DIY

iCandy: November 2009

Spectrum's monthly slideshow proves that a picture is worth a thousand bytes

Photo: Denis Lambert/Maxppp/Landov
LONG LIFE: To publicize its latest, most energy-dense battery formulation, Panasonic staged a 24-hour endurance event in which this three-wheel trike toy motored around a racetrack guided by an infrared beam projected from the back of its own personal pace car. The 17-centimeter-tall cyclist covered 24 kilometers.
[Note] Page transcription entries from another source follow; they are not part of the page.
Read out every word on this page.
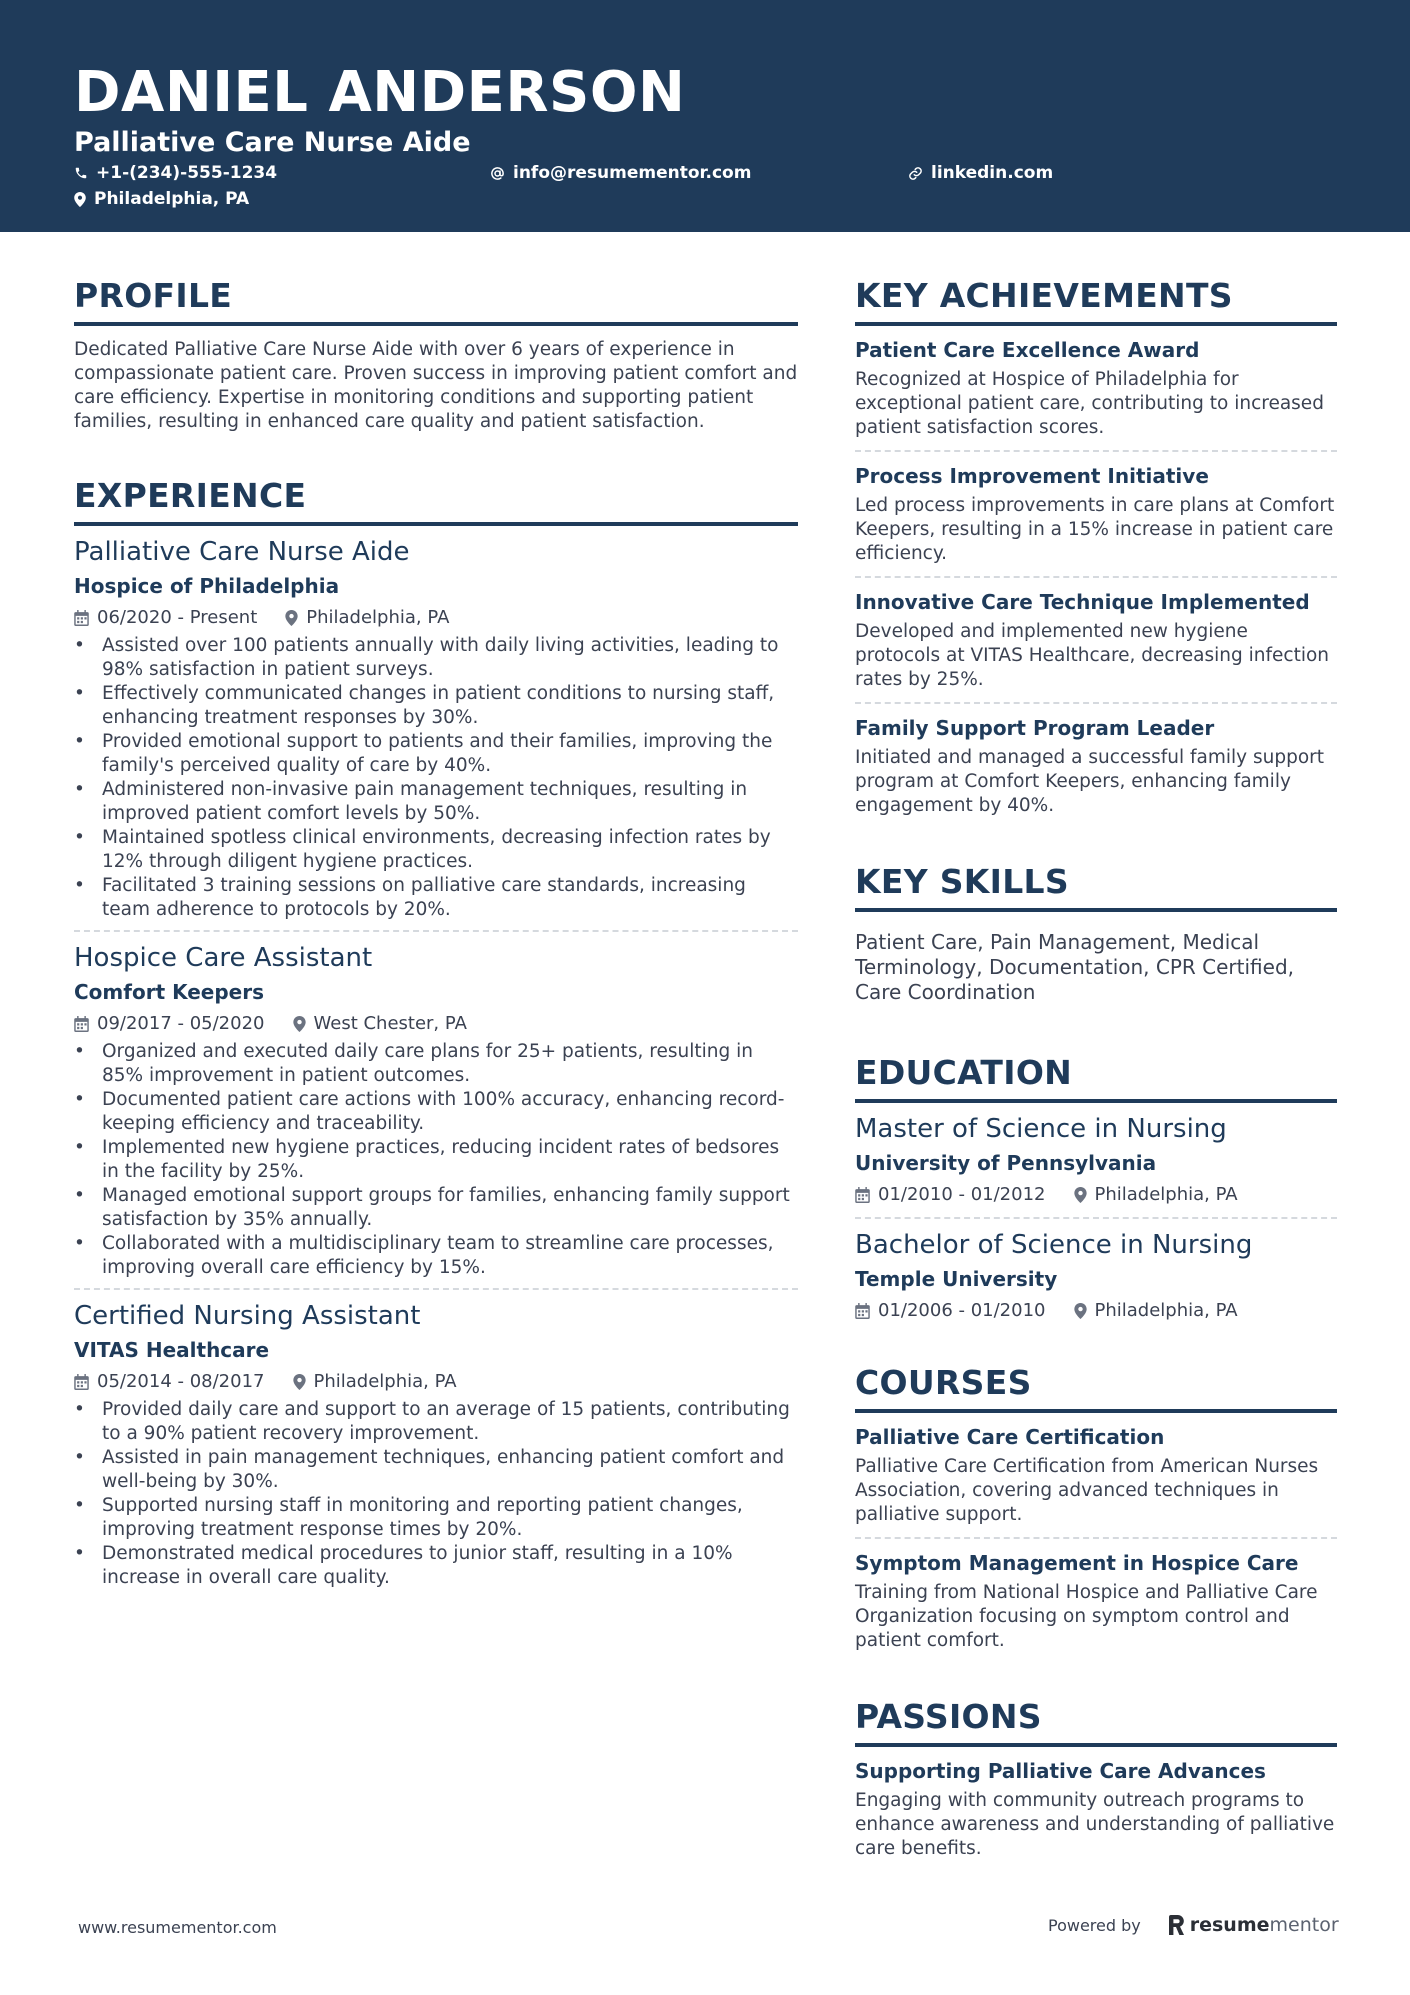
DANIEL ANDERSON
Palliative Care Nurse Aide
+1-(234)-555-1234	info@resumementor.com	linkedin.com
Philadelphia, PA
PROFILE

Dedicated Palliative Care Nurse Aide with over 6 years of experience in compassionate patient care. Proven success in improving patient comfort and care efficiency. Expertise in monitoring conditions and supporting patient families, resulting in enhanced care quality and patient satisfaction.

EXPERIENCE
Palliative Care Nurse Aide
Hospice of Philadelphia
06/2020 - Present	Philadelphia, PA
• Assisted over 100 patients annually with daily living activities, leading to 98% satisfaction in patient surveys.
• Effectively communicated changes in patient conditions to nursing staff, enhancing treatment responses by 30%.
• Provided emotional support to patients and their families, improving the family's perceived quality of care by 40%.
• Administered non-invasive pain management techniques, resulting in improved patient comfort levels by 50%.
• Maintained spotless clinical environments, decreasing infection rates by 12% through diligent hygiene practices.
• Facilitated 3 training sessions on palliative care standards, increasing team adherence to protocols by 20%.
Hospice Care Assistant
Comfort Keepers
09/2017 - 05/2020	West Chester, PA
• Organized and executed daily care plans for 25+ patients, resulting in 85% improvement in patient outcomes.
• Documented patient care actions with 100% accuracy, enhancing record-keeping efficiency and traceability.
• Implemented new hygiene practices, reducing incident rates of bedsores in the facility by 25%.
• Managed emotional support groups for families, enhancing family support satisfaction by 35% annually.
• Collaborated with a multidisciplinary team to streamline care processes, improving overall care efficiency by 15%.
Certified Nursing Assistant
VITAS Healthcare
05/2014 - 08/2017	Philadelphia, PA
• Provided daily care and support to an average of 15 patients, contributing to a 90% patient recovery improvement.
• Assisted in pain management techniques, enhancing patient comfort and well-being by 30%.
• Supported nursing staff in monitoring and reporting patient changes, improving treatment response times by 20%.
• Demonstrated medical procedures to junior staff, resulting in a 10% increase in overall care quality.
KEY ACHIEVEMENTS
Patient Care Excellence Award
Recognized at Hospice of Philadelphia for exceptional patient care, contributing to increased patient satisfaction scores.
Process Improvement Initiative
Led process improvements in care plans at Comfort Keepers, resulting in a 15% increase in patient care efficiency.
Innovative Care Technique Implemented
Developed and implemented new hygiene protocols at VITAS Healthcare, decreasing infection rates by 25%.
Family Support Program Leader
Initiated and managed a successful family support program at Comfort Keepers, enhancing family engagement by 40%.
KEY SKILLS
Patient Care, Pain Management, Medical Terminology, Documentation, CPR Certified, Care Coordination
EDUCATION
Master of Science in Nursing
University of Pennsylvania
01/2010 - 01/2012	Philadelphia, PA
Bachelor of Science in Nursing
Temple University
01/2006 - 01/2010	Philadelphia, PA
COURSES
Palliative Care Certification
Palliative Care Certification from American Nurses Association, covering advanced techniques in palliative support.
Symptom Management in Hospice Care
Training from National Hospice and Palliative Care Organization focusing on symptom control and patient comfort.
PASSIONS
Supporting Palliative Care Advances
Engaging with community outreach programs to enhance awareness and understanding of palliative care benefits.
www.resumementor.com	Powered by	resume mentor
Photo: Michael Caronna/Reuters
YOU’VE GOT THAT GLOW: A light-therapy machine called ReGen, produced by Swansea, England–based Energist, uses high-intensity LEDs to soften skin, smooth wrinkles, and erase blemishes. Each of the four light boxes has 1024 dual-wavelength LEDs that can be set to glow red or blue. Twenty minutes twice a week is supposed to reduce the signs of aging.
Photo: Kyodo/Landov
HOLIDAY CHEER: The village scene dazzling the crowd is one of dozens of displays at the annual Towers Lights illumination festival in Nagoya, Japan. The scene is only one page in an illuminated picture book made possible by a million LEDs and a lot of programming.
Photo: LAPP-PRO.de/Barcroft Media/Getty Images
OLD SCHOOL: To make images like this, Photoshop wizards need not apply: The colorful winged creature seen here was not the result of digital manipulation. Light Art Performance Photography, a group of artists from Bremen, Germany, adorned the subject with LEDs and captured its attempt at flight with a camera set to a long exposure time.
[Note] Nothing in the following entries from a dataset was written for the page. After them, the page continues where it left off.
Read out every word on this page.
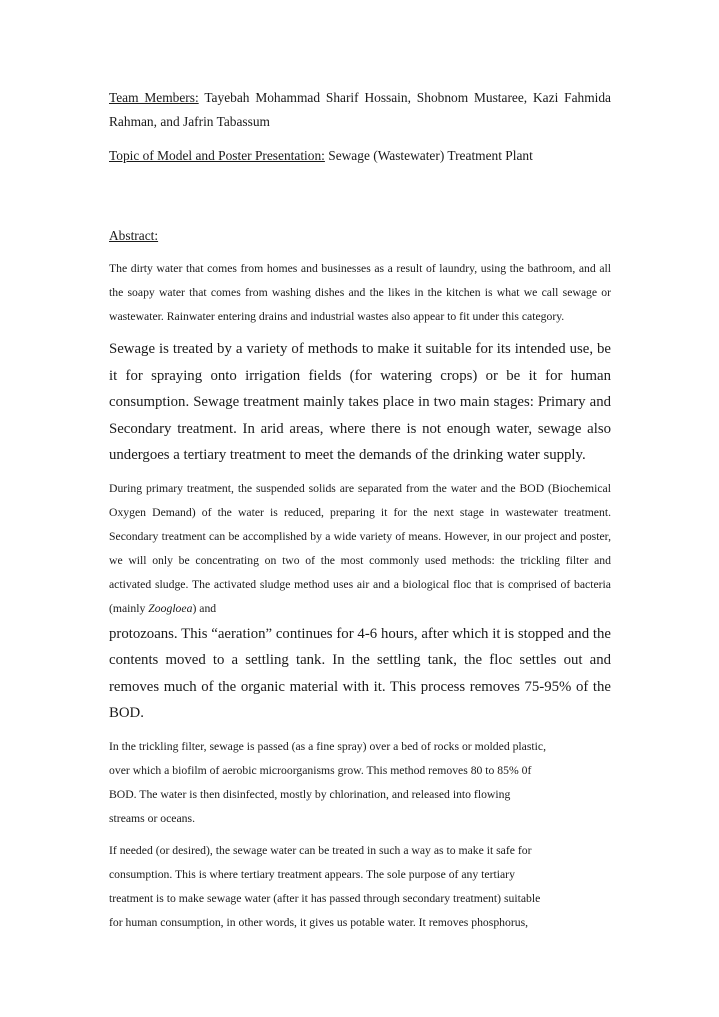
Team Members: Tayebah Mohammad Sharif Hossain, Shobnom Mustaree, Kazi Fahmida Rahman, and Jafrin Tabassum

Topic of Model and Poster Presentation: Sewage (Wastewater) Treatment Plant

Abstract:

The dirty water that comes from homes and businesses as a result of laundry, using the bathroom, and all the soapy water that comes from washing dishes and the likes in the kitchen is what we call sewage or wastewater. Rainwater entering drains and industrial wastes also appear to fit under this category.

Sewage is treated by a variety of methods to make it suitable for its intended use, be it for spraying onto irrigation fields (for watering crops) or be it for human consumption. Sewage treatment mainly takes place in two main stages: Primary and Secondary treatment. In arid areas, where there is not enough water, sewage also undergoes a tertiary treatment to meet the demands of the drinking water supply.

During primary treatment, the suspended solids are separated from the water and the BOD (Biochemical Oxygen Demand) of the water is reduced, preparing it for the next stage in wastewater treatment. Secondary treatment can be accomplished by a wide variety of means. However, in our project and poster, we will only be concentrating on two of the most commonly used methods: the trickling filter and activated sludge. The activated sludge method uses air and a biological floc that is comprised of bacteria (mainly Zoogloea) and

protozoans. This “aeration” continues for 4-6 hours, after which it is stopped and the contents moved to a settling tank. In the settling tank, the floc settles out and removes much of the organic material with it. This process removes 75-95% of the BOD.

In the trickling filter, sewage is passed (as a fine spray) over a bed of rocks or molded plastic,

over which a biofilm of aerobic microorganisms grow. This method removes 80 to 85% 0f

BOD. The water is then disinfected, mostly by chlorination, and released into flowing

streams or oceans.

If needed (or desired), the sewage water can be treated in such a way as to make it safe for

consumption. This is where tertiary treatment appears. The sole purpose of any tertiary

treatment is to make sewage water (after it has passed through secondary treatment) suitable

for human consumption, in other words, it gives us potable water. It removes phosphorus,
Photo: Sean Gallup/Getty Images
REAL-WORLD JOYSTICK: Let’s face it—most iPhone apps are stupid. But the electrical engineers at Freie Universität Berlin who rigged a Dodge minivan for remote operation by an iPhone have a winner on their hands. Rotating the device turns the steering wheel; pressing the “gas” and “brake” icons makes the car accelerate and stop.
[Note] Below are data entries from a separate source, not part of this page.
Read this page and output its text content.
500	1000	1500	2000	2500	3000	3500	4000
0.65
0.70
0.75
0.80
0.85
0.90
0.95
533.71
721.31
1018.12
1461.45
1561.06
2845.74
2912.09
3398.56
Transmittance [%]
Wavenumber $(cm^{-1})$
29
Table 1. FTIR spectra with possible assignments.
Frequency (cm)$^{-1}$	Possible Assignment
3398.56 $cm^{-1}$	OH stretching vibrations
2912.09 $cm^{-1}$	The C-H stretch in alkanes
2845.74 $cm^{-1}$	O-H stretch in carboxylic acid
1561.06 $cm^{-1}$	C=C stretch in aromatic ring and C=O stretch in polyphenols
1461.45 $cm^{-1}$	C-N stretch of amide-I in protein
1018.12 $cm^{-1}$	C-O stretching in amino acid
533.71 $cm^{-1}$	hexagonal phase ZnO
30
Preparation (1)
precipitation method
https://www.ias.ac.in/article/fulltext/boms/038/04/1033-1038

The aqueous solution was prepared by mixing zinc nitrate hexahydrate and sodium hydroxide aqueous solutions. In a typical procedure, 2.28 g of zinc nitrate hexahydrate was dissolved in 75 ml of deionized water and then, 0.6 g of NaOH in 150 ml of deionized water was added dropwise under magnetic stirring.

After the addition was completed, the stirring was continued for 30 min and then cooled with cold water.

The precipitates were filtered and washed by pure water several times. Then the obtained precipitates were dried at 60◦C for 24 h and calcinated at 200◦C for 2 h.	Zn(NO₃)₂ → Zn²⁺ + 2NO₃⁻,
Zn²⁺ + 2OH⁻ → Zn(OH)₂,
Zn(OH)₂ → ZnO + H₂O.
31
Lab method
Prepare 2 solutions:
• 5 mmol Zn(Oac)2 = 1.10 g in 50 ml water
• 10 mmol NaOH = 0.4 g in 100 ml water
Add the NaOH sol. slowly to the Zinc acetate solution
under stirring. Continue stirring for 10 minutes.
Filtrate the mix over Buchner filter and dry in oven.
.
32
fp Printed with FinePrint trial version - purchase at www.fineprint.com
Photo: Saul Loeb/AFP/Getty Images
BLACK: THE NEW GREEN? This field of coal is the feedstock for a New Haven, W. Va., power plant that’s been retrofitted with equipment that captures 90 percent of the carbon dioxide that would otherwise be emitted from the plant’s smokestacks. The greenhouse gas is instead pumped into permanent underground storage.
Photo: Olivier-Laban Mattei/AFP/Getty Images
ANALYZE THIS: A new scanning and multispectral-analysis technique from Lumiere Technology, in Paris, is being used to ferret out details in paintings, allowing experts to tell whether an artwork is a forgery masquerading as a masterpiece. The portrait on the screen is said to have been painted by Leonardo da Vinci.
Photo: Glenn Campbell/Fairfax Photos/The New York Times/Redux
PHOTO(N) FINISH: A race car covered with photovoltaic panels, produced by professors and students at MIT, soaks up the last of the day’s rays as it speeds across Australia with the sun as its only power source. It finished fifth in the Global Green Challenge (formerly the World Solar Challenge), a biennial 3000-kilometer solar car race from Darwin to Adelaide.